From the outside, law school was alleged to be a vicious environment, where study groups evaluated résumés and the curve set everyone on edge and against each other. Professors stalked the classrooms, obsessed with humiliating the weak students, socratically eviscerating the unsuspecting and unprepared.

But of course, it wasn’t really like that. Perhaps I’ve been lucky in my experiences; I certainly feel that way. After all, there’s only one Professor Hanson. How can we ever thank him, our section leader, sufficiently? The deft fashion in which he bonded us together and set a high bar of mutual support and love will forever be my model for effective leadership. Or Professors Frug, Lahav, Gersen, Goldsmith and Wu, whose occasional piercing cold calls were so clearly borne out of a genuine and abiding passion for the subject, and the desire to instill knowledge in us, that it never stung too badly, if it hurt at all.
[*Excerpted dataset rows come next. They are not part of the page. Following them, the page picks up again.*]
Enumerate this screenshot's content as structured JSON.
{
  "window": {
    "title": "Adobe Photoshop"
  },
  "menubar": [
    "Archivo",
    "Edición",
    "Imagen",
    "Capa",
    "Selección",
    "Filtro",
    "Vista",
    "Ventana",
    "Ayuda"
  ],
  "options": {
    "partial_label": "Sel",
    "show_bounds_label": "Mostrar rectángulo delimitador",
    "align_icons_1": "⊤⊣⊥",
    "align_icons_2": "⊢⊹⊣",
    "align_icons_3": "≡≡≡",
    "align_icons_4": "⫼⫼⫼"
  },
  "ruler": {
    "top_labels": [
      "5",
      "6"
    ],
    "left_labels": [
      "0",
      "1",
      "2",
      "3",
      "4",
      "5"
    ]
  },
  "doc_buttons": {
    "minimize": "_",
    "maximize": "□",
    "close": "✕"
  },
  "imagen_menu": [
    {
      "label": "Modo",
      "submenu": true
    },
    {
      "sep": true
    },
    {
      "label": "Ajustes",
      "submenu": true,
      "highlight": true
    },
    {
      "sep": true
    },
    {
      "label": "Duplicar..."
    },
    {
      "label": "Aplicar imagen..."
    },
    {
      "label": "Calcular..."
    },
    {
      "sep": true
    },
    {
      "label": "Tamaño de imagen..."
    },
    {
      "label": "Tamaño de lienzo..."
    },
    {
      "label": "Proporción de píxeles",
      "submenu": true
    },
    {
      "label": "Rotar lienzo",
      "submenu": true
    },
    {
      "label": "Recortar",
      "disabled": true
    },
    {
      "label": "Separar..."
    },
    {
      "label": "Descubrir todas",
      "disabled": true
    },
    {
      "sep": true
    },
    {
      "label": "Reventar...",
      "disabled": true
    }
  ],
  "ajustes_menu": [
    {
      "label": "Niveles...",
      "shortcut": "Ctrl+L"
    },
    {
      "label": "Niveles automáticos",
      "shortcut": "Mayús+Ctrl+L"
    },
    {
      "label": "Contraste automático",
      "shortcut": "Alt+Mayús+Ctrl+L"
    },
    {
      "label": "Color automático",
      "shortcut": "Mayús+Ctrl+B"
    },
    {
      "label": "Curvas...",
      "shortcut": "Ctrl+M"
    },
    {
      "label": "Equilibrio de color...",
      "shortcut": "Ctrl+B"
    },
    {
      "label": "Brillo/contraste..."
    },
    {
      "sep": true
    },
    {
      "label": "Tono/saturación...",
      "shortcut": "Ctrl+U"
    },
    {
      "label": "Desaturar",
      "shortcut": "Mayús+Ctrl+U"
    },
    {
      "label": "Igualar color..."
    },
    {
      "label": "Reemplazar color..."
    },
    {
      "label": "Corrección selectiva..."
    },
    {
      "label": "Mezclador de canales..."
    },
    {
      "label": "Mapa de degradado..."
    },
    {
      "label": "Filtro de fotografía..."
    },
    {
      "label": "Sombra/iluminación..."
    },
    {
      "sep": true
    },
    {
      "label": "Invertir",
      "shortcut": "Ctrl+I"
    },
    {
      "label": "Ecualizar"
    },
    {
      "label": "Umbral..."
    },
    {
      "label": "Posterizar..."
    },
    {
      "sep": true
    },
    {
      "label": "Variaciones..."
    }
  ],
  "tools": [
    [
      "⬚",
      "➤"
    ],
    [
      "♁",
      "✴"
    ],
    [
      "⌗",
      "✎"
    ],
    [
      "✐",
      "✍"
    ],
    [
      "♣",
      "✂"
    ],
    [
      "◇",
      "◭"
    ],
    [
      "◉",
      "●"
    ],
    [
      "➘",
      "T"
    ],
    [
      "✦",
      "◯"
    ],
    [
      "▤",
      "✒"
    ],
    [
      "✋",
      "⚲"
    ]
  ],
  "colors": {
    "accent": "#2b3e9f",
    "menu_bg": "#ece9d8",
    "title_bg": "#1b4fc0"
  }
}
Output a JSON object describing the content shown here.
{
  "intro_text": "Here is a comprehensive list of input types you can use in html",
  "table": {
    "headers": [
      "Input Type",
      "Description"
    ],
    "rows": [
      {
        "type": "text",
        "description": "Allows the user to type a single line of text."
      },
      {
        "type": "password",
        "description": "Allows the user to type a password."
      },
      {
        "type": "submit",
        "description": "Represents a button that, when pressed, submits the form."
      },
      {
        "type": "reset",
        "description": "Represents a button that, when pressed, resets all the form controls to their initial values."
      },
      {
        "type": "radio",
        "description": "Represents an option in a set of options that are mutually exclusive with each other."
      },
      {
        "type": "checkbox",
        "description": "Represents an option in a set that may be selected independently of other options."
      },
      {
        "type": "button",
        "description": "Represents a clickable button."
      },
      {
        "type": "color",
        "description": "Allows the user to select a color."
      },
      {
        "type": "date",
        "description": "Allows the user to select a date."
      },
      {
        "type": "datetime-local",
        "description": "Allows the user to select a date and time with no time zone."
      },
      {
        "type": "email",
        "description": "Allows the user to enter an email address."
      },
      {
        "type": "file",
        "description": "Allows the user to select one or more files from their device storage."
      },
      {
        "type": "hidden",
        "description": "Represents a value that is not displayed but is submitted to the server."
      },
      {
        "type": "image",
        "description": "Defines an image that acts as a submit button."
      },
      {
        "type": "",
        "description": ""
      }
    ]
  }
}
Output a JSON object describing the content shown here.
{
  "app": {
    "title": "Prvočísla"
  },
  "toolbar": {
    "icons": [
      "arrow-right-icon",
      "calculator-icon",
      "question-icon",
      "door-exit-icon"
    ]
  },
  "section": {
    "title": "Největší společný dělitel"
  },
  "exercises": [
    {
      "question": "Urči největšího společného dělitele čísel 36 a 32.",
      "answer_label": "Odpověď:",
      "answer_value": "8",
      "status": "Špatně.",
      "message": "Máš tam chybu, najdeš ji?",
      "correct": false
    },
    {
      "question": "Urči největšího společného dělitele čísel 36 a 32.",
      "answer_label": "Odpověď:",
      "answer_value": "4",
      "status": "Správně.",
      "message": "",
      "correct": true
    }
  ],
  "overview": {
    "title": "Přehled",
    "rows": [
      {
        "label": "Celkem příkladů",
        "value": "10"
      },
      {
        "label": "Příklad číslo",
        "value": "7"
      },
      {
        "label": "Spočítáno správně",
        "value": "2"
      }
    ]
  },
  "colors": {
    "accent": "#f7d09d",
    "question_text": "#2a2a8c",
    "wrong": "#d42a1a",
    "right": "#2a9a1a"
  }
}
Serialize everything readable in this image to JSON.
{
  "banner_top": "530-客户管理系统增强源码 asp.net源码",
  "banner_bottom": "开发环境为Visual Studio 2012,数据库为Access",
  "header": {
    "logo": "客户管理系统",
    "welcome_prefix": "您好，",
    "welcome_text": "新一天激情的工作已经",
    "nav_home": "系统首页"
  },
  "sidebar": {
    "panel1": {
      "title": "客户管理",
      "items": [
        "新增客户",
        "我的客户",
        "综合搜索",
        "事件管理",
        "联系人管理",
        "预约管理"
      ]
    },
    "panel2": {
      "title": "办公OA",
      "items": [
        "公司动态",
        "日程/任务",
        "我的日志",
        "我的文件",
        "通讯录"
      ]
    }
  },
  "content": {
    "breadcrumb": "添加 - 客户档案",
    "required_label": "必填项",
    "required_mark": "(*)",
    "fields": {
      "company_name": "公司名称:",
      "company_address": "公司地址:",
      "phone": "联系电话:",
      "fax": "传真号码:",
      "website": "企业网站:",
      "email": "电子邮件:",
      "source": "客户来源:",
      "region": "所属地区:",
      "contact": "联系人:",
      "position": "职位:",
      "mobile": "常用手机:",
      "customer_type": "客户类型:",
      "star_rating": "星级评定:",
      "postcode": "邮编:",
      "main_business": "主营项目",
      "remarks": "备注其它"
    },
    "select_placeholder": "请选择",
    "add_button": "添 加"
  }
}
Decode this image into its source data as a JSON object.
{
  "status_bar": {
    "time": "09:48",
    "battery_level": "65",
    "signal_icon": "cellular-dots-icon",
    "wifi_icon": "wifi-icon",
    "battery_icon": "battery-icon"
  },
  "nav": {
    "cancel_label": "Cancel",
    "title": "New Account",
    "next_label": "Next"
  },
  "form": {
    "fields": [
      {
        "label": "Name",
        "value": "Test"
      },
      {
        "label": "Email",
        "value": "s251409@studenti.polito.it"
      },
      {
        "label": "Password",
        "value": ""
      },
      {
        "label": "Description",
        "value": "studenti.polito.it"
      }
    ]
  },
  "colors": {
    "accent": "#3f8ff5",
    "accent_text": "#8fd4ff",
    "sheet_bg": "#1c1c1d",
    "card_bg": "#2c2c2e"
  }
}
My section – section six – all eighty something of them: unique, caring, passionate, kind and brilliant. Always ready to help one another with notes, outlines, advice, a supportive word, even a hug. It can’t just be luck, can it? Because it felt that way out of section, too. There was unexpected camaraderie and whispered advice outside the interview rooms during SIP. The Editor of this newspaper, Michael Shammas, who took the time to chat to this 1L at a party and afterwards never failed to enthusiastically greet me in the hallways: never underestimate the power of a friendly face in a sea of strangers. Perhaps a dozen other 2Ls and 3Ls gave up their time not just dutifully but enthusiastically over the year to talk about their experiences, successes and failures with summer jobs, SPOs, Journals, and in doing so helped me more than I can describe. And I could thank by name each member of Harvard Defenders, and the staff there, who give up their time to help with other people’s problems, build each other up and provide a home inside the clinical wing that’s perhaps as necessary to the students as it is to the clients we serve.

Tempers frayed at times – more or less than other years, I couldn’t say – but I was moved and changed by my experience as part of a student body that could never be accused of indifference. I’m grateful to those who are spending so many hours in a genuine effort to make the law school better, and I applaud those who stand up for different principles, even when it must have been exhausting.

This year has been extraordinary and exhilarating, and though the institution has undeniable flaws, if Harvard Law School is the sum of its students then I’m proud to be a part of it. I cannot wait for next year.